Tentu saja kedua kasus di atas menjadi buah bibir hangat seluruh lapisan masyarakat baik yang pro dan kontra. Ada yang mengaitkan ini dengan pelanggaran agama dan norma yang berlaku di masyarakat serta ada juga yang menghubungkannya dengan Hak Asasi Manusia (HAM). Menurut hemat penulis, hal  paling esensial yang dapat ditarik dari dua kasus tersebut melalui perspektif pro dan kontra adalah bukan semata-mata berupa justifikasi kelompok LGBT-nya, melainkan tertuju ke arah sang inisiatoryang mewadahi aktivitas tersebut.
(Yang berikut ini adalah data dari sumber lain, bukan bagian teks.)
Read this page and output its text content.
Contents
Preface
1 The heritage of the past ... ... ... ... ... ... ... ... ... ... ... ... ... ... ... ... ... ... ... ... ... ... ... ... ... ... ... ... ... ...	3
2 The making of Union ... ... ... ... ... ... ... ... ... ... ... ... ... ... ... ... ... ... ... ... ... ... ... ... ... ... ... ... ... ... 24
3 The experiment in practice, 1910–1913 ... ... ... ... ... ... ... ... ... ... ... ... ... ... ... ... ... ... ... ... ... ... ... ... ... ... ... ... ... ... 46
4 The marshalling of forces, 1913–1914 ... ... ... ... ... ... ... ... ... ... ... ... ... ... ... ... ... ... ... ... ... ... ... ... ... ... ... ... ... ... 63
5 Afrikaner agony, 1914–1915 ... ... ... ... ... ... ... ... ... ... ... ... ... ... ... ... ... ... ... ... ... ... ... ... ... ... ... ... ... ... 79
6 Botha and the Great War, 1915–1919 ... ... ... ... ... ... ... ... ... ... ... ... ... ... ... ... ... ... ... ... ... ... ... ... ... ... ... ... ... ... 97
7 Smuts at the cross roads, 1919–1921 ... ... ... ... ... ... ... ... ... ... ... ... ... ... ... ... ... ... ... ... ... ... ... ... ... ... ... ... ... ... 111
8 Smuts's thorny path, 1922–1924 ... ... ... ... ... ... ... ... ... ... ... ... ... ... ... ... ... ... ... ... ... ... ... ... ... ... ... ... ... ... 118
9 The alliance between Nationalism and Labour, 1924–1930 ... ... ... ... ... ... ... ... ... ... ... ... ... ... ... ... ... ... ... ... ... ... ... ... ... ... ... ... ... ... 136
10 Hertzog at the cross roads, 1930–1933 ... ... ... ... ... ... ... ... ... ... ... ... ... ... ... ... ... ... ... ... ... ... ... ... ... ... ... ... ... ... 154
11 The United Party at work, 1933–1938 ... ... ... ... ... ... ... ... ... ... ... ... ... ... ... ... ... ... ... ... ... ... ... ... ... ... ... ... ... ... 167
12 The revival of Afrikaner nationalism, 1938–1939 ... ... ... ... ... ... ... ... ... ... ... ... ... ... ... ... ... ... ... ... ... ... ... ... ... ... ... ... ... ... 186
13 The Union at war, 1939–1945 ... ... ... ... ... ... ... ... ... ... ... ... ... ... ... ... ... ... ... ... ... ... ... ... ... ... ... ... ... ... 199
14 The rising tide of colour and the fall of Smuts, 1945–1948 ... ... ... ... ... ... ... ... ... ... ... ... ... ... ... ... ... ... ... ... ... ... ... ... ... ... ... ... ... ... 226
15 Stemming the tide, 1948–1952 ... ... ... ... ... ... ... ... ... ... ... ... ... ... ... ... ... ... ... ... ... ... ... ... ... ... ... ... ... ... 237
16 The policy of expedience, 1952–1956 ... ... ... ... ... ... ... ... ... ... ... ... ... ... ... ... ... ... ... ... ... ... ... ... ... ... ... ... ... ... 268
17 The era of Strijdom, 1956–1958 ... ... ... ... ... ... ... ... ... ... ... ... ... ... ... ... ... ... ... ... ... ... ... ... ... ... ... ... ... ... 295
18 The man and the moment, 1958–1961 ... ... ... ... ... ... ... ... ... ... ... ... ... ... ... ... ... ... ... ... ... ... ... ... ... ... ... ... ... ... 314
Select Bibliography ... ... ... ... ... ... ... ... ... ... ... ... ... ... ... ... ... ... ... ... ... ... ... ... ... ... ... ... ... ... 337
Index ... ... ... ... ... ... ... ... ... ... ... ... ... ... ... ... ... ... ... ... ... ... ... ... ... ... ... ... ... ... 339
Kepolisian pun sangat arif dan proporsional dalam menindak aktivitas ini. Hal ini terbukti dengan  126 orang dari 141 orang yang telah ditangkap polisi telah dibebaskan, yang berarti tidak terbukti terlibat dalam aktivitas “menginisiasi” (Megapolitan Kompas, 2017). Sedangkan yang masih ditahan ialah 15 orang dan 10 sudah dijadikan tersangka, bahwasannya sebagian besar dari mereka ini adalah pengelola tempat kejadian dan pesta tersebut. Logika keputusan Kepolisian sebenernya sangat sederhana. Ketika ada penggrebekan di suatu klub malam, dari semua pengunjung yang diperiksa oleh polisi ditemukan beberapa pengunjung yang positif menggunakan narkoba. Dari beberapa pengguna narkoba ternyata ditemukan sindikat perdagangan narkoba di dalamnya. Kalau pembaca diposisikan sebagai polisi yang bertugas menangani kasus ini, siapakah yang menurut pembaca patut ditahan? Pengguna yang menggunakan narkoba atau sindikat perdagangan narkoba yang dengan egoisnya merusak generasi penerus bangsa hanya demi kepentingan pribadinya?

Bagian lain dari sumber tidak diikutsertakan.